How is that supposed to make any difference? The empirical 'phile just knows that it does. Closer to basic theory, we say that digital audio isn't just about 1s and 0s but the best possible representation of them as analog square waves. Deviations from perfection such as non-vertical rises, overshoot and ringing cause variations in deciphering when a 0 is 0 and a 1 a 1. Such timing errors aka jitter cause frequency side bands which aren't part of the original signal. Who wants that? In the ideal world occupied by the marketing heads of sundry DAC makers, none of it matters. One simply reclocks the lot. As long as the clock which embeds on the fashionable DAC chip is ace, where's the problem? Here our empirical audiophile injects that reality bites. The entire hardware chain prior to D/A conversion exerts its own influence even if relative to deviations incurred by loudspeakers, amps or rooms, that influence will be mild. Before one thus considers acquisition of an audiophile network switch, all such more basic hifi home work should already be sorted, done and dusted. That's obvious, innit?

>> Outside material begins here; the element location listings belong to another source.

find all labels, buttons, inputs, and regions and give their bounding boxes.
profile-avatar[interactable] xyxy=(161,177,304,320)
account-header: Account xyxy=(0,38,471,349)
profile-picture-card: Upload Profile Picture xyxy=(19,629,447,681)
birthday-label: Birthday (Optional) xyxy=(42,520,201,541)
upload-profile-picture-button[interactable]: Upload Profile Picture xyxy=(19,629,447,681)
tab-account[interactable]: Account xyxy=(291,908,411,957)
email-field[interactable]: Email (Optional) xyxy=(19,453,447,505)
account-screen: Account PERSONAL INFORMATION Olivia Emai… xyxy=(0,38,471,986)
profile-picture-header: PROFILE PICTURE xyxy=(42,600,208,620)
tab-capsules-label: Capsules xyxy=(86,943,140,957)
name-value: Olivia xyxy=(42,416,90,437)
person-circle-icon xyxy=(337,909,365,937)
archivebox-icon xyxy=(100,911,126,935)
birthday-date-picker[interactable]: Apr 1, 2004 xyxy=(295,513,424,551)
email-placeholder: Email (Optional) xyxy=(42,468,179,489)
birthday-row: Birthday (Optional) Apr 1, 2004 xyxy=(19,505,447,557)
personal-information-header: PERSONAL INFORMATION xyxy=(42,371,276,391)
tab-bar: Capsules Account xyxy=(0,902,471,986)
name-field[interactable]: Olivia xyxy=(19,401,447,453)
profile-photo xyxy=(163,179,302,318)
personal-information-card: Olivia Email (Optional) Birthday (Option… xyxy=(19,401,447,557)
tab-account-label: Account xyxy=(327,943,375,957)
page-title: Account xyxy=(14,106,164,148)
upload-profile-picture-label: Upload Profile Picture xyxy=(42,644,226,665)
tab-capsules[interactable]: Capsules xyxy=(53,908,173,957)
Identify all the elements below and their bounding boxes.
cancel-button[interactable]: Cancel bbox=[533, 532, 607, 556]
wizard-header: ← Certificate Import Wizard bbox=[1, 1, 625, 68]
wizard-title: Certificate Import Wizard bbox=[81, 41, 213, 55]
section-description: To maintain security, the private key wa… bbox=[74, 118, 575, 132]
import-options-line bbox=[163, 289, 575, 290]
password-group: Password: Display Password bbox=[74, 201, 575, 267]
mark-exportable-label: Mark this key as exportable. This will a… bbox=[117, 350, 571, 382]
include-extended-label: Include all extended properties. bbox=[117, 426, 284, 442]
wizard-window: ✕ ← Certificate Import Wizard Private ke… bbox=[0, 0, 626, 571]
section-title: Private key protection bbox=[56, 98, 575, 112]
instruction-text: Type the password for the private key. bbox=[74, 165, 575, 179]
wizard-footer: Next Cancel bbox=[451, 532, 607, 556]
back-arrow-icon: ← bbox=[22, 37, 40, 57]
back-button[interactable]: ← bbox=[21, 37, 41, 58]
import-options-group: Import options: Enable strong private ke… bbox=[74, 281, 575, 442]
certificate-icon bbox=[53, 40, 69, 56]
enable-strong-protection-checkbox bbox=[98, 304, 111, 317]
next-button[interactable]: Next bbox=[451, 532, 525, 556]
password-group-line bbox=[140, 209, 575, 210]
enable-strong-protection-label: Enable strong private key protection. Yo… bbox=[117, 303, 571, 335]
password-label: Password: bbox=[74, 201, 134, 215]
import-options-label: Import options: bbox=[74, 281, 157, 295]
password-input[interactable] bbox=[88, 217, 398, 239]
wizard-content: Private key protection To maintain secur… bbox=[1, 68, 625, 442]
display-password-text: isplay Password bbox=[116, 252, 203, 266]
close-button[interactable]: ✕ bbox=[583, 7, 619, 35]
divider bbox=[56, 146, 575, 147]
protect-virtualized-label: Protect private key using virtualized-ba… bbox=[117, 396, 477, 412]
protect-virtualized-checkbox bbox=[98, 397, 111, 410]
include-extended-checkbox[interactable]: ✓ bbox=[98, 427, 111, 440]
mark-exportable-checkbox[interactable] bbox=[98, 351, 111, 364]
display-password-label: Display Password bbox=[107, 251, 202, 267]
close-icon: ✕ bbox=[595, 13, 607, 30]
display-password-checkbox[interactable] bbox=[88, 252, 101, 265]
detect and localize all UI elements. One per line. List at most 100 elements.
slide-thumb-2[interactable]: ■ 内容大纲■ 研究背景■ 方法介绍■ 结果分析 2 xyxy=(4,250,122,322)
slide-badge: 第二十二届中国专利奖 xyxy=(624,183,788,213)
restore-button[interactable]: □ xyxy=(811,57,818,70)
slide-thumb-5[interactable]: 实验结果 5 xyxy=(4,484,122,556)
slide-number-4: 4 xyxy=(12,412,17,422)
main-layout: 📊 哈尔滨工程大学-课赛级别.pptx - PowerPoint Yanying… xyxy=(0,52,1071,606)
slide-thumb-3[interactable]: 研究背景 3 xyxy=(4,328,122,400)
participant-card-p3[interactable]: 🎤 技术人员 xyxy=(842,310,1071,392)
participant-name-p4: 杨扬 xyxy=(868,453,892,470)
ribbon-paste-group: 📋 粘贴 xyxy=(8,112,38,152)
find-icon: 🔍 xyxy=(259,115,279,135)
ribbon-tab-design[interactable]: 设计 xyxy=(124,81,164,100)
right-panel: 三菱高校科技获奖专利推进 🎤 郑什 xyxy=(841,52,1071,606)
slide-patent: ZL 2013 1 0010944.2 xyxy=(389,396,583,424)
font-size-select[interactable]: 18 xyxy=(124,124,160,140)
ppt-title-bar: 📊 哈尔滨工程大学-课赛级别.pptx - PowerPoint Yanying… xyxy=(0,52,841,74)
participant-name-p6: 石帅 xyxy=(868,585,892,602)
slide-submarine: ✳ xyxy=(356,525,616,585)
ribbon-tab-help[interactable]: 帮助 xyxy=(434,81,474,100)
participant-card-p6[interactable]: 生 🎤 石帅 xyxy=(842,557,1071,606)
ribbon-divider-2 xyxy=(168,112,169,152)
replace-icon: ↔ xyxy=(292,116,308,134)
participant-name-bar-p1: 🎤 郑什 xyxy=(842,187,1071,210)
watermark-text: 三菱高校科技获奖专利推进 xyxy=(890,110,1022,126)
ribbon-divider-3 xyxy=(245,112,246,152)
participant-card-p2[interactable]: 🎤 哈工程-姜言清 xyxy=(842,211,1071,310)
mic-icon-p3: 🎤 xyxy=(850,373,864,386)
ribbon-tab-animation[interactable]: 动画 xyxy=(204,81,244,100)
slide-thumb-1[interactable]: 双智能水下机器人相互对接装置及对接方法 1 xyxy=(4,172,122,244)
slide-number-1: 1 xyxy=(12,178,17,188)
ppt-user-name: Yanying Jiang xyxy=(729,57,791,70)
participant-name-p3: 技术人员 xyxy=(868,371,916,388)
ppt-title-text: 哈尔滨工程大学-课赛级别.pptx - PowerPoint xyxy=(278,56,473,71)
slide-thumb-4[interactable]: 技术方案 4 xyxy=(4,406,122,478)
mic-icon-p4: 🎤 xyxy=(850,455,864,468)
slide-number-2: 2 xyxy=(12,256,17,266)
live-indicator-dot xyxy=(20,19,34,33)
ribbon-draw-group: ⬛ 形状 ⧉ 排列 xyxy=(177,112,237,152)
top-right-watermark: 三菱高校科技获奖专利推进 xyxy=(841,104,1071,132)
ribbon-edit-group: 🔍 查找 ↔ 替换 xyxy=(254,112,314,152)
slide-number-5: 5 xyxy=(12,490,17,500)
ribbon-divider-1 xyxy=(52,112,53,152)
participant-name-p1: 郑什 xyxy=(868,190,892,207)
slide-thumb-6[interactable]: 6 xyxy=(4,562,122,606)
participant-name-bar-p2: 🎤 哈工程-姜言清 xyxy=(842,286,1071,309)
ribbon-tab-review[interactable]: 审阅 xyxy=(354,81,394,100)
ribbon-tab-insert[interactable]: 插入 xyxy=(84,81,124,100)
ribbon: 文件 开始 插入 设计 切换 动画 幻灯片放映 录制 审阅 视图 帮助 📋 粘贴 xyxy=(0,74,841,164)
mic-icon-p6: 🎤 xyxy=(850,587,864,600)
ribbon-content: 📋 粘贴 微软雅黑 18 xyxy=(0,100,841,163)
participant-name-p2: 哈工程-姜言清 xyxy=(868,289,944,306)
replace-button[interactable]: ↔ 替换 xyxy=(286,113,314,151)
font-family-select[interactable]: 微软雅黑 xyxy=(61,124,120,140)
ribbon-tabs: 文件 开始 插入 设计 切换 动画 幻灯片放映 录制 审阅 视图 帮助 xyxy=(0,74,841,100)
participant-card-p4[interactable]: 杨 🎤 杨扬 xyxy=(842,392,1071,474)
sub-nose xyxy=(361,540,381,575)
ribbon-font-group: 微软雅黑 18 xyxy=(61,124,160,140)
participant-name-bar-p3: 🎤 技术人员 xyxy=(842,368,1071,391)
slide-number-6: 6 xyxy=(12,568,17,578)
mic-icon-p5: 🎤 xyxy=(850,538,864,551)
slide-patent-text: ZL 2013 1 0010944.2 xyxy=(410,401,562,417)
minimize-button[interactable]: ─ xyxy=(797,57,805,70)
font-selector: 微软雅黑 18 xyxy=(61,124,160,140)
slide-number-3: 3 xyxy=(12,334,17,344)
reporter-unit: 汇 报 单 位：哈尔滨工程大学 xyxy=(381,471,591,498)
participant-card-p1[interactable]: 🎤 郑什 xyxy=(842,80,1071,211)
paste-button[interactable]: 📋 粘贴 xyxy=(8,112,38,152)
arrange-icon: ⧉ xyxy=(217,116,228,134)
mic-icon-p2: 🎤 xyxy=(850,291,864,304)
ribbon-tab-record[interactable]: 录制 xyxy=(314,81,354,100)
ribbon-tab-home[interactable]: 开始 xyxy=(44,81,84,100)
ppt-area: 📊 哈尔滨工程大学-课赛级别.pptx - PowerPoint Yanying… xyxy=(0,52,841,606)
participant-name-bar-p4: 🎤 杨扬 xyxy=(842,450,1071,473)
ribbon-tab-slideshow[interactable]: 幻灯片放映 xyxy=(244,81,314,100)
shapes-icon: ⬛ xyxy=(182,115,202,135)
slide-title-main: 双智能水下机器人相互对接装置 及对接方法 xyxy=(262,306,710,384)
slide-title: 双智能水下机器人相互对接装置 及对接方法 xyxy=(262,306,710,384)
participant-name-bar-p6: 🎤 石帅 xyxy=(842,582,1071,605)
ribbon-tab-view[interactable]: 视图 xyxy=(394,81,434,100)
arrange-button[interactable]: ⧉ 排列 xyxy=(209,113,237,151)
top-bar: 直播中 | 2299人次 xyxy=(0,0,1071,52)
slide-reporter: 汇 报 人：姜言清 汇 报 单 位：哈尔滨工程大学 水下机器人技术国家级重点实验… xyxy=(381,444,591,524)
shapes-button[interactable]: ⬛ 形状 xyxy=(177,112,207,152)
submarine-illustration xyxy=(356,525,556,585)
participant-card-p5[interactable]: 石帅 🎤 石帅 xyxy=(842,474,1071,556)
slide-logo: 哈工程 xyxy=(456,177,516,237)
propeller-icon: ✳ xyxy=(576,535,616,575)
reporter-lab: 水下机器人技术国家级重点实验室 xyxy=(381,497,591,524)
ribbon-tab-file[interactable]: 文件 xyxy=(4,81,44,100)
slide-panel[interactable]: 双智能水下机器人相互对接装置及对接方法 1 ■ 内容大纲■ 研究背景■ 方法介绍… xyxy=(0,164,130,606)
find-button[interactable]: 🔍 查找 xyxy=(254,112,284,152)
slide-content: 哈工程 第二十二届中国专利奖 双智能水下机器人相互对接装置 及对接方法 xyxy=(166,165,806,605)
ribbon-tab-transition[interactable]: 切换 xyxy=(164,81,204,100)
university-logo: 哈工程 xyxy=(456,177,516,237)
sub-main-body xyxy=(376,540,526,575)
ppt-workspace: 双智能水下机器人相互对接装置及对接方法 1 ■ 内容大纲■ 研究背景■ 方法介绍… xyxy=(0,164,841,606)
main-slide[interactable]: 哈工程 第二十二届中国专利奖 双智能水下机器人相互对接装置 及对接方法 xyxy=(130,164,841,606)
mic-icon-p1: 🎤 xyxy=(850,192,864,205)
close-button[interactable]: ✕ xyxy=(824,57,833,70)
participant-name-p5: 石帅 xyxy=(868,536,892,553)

Still, why a separate switch? Why not jack the LAN cable which hits the streamer or music server directly into our router? Sure, that works just fine. But relative to noise and jitter, basic utility routers are cheap dull kitchen knives. They aren't Japanese folded steel honed to a dangerous edge. Hence the notion arose to separate the 'dirty' router from the 'clean' hifi via an 'isolating' switch. It's an idea whose time has come with more and more makers. Soon it occurred also to Innuos who specialize in this field. Last year their very similar looking USB reclocker ran victory laps in multiple publications. At fairaudio, this PhoenixUSB even walked off with a 2020 fairaudio favourite Award. What's good for USB is good for LAN?